A longer obituary
here.
Quote
“My subject is the American Protestant small town middle class,” Mr. Updike told Jane Howard in a 1966 interview for Life magazine. “I like middles,” he continued. “It is in middles that extremes clash, where ambiguity restlessly rules.”
From his earliest short stories, set in the fictional town of Olinger, Pa., which he once described as “a square mile of middle-class homes physically distinguished by a bend in the central avenue that compels some side streets to deviate from the grid,” Mr. Updike sought the clash of extremes in everyday dramas of marriage, sex and divorce.
Getting older, in his own
words.
Quote
My word processor—a term that describes me as well—is the last of a series of instruments of self-expression that began with crayons and colored pencils held in my childish fist.

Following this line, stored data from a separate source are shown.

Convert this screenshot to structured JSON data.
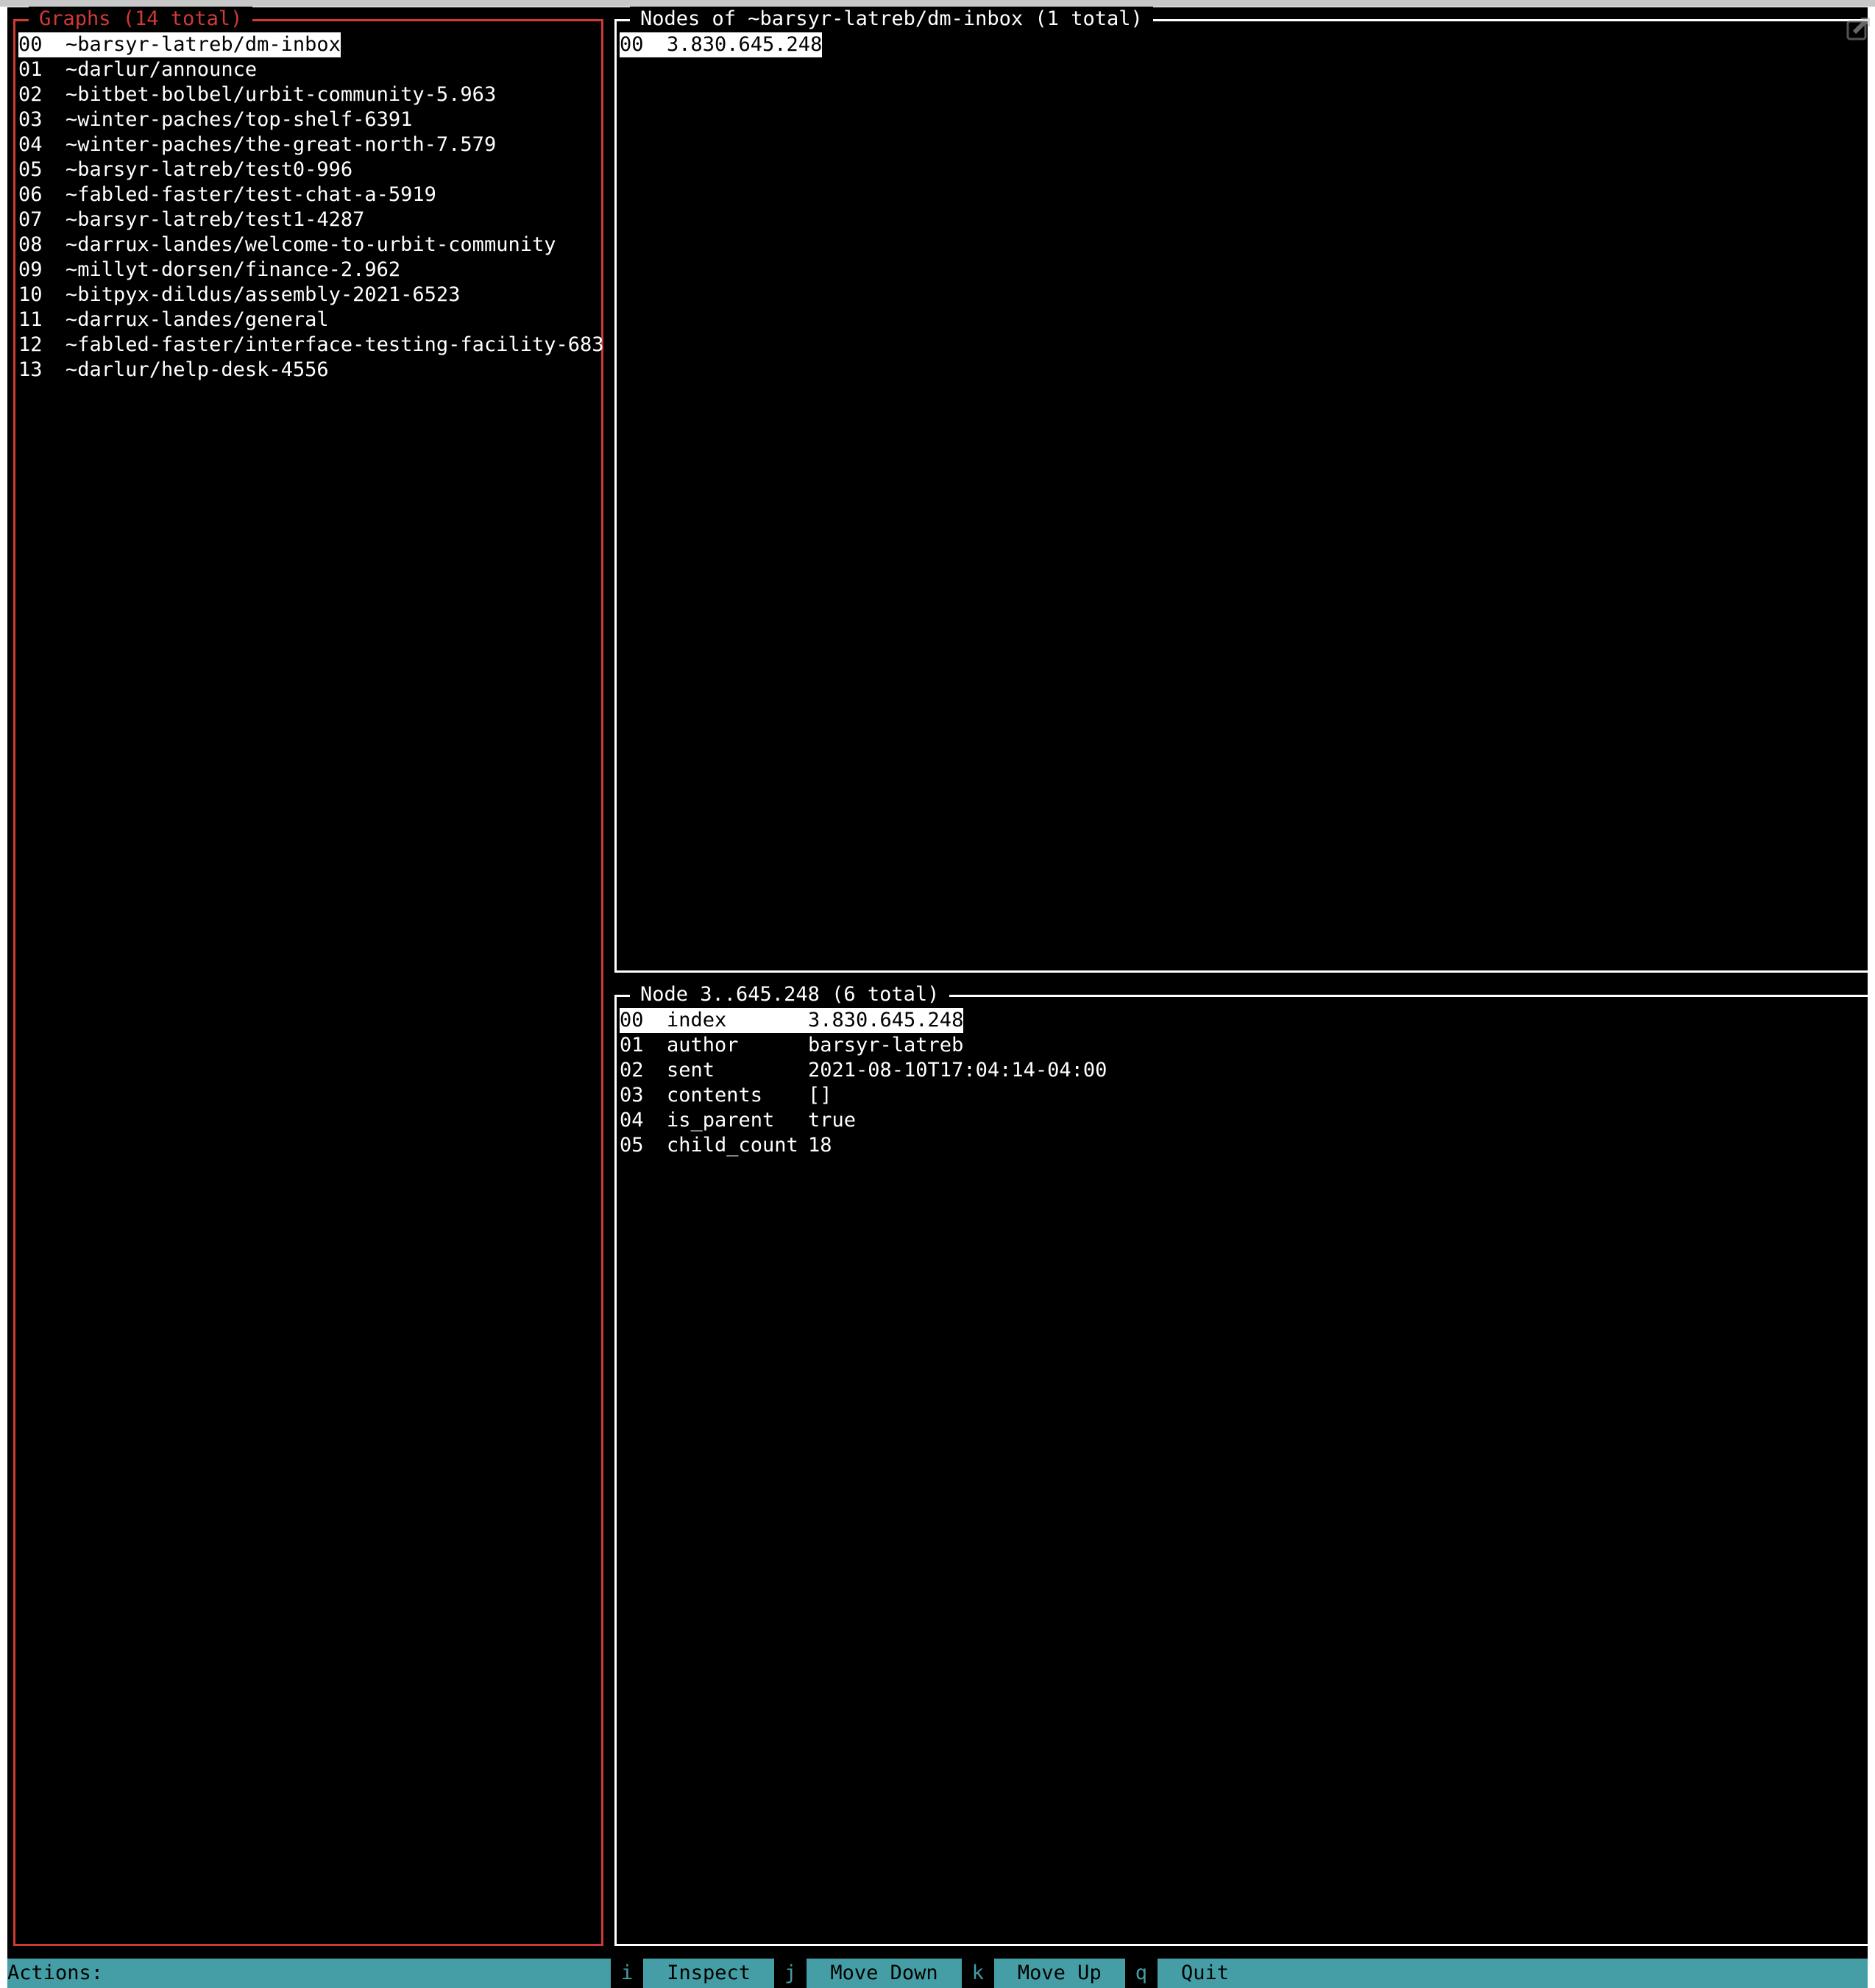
{
  "graphs_panel": {
    "title": "Graphs (14 total)",
    "selected_index": 0,
    "items": [
      {
        "idx": "00",
        "name": "~barsyr-latreb/dm-inbox"
      },
      {
        "idx": "01",
        "name": "~darlur/announce"
      },
      {
        "idx": "02",
        "name": "~bitbet-bolbel/urbit-community-5.963"
      },
      {
        "idx": "03",
        "name": "~winter-paches/top-shelf-6391"
      },
      {
        "idx": "04",
        "name": "~winter-paches/the-great-north-7.579"
      },
      {
        "idx": "05",
        "name": "~barsyr-latreb/test0-996"
      },
      {
        "idx": "06",
        "name": "~fabled-faster/test-chat-a-5919"
      },
      {
        "idx": "07",
        "name": "~barsyr-latreb/test1-4287"
      },
      {
        "idx": "08",
        "name": "~darrux-landes/welcome-to-urbit-community"
      },
      {
        "idx": "09",
        "name": "~millyt-dorsen/finance-2.962"
      },
      {
        "idx": "10",
        "name": "~bitpyx-dildus/assembly-2021-6523"
      },
      {
        "idx": "11",
        "name": "~darrux-landes/general"
      },
      {
        "idx": "12",
        "name": "~fabled-faster/interface-testing-facility-683"
      },
      {
        "idx": "13",
        "name": "~darlur/help-desk-4556"
      }
    ]
  },
  "nodes_panel": {
    "title": "Nodes of ~barsyr-latreb/dm-inbox (1 total)",
    "selected_index": 0,
    "items": [
      {
        "idx": "00",
        "name": "3.830.645.248"
      }
    ]
  },
  "node_panel": {
    "title": "Node 3..645.248 (6 total)",
    "selected_index": 0,
    "fields": [
      {
        "idx": "00",
        "key": "index",
        "value": "3.830.645.248"
      },
      {
        "idx": "01",
        "key": "author",
        "value": "barsyr-latreb"
      },
      {
        "idx": "02",
        "key": "sent",
        "value": "2021-08-10T17:04:14-04:00"
      },
      {
        "idx": "03",
        "key": "contents",
        "value": "[]"
      },
      {
        "idx": "04",
        "key": "is_parent",
        "value": "true"
      },
      {
        "idx": "05",
        "key": "child_count",
        "value": "18"
      }
    ]
  },
  "footer": {
    "label": "Actions:",
    "actions": [
      {
        "key": "i",
        "label": "Inspect"
      },
      {
        "key": "j",
        "label": "Move Down"
      },
      {
        "key": "k",
        "label": "Move Up"
      },
      {
        "key": "q",
        "label": "Quit"
      }
    ]
  },
  "colors": {
    "accent_red": "#d03a35",
    "footer_teal": "#459ea5",
    "background": "#000000",
    "text": "#ffffff"
  },
  "icons": {
    "window_overlay": "open-external-icon"
  }
}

My hands, somewhat grown, migrated to the keyboard of my mother’s typewriter, a portable Remington, and then, schooled in touch- typing, to my own machine, a beige Smith-Corona expressly bought by loving parents for me to take to college. I graduated to an office model, on the premises of The New Yorker magazine, that rose up, with an exciting heave, from the surface of a metal desk. Back in New England as a freelancer, I invested in an electric typewriter that snatched the letters from my fingertips with a sharp, premature clack; it held, as well as a black ribbon, a white one with which I could correct my many errors. Before long, this clever mechanism gave way to an even more highly evolved device, an early Wang word processor that did the typing itself, with a marvelous speed and infallibility. My next machine, an IBM, made the Wang seem slow and clunky and has been in turn superseded by a Dell that deals in dozens of type fonts and has a built-in spell checker. Through all this relentlessly advancing technology the same brain gropes through its diminishing neurons for images and narratives that will lift lumps out of the earth and put them under the glass case of published print.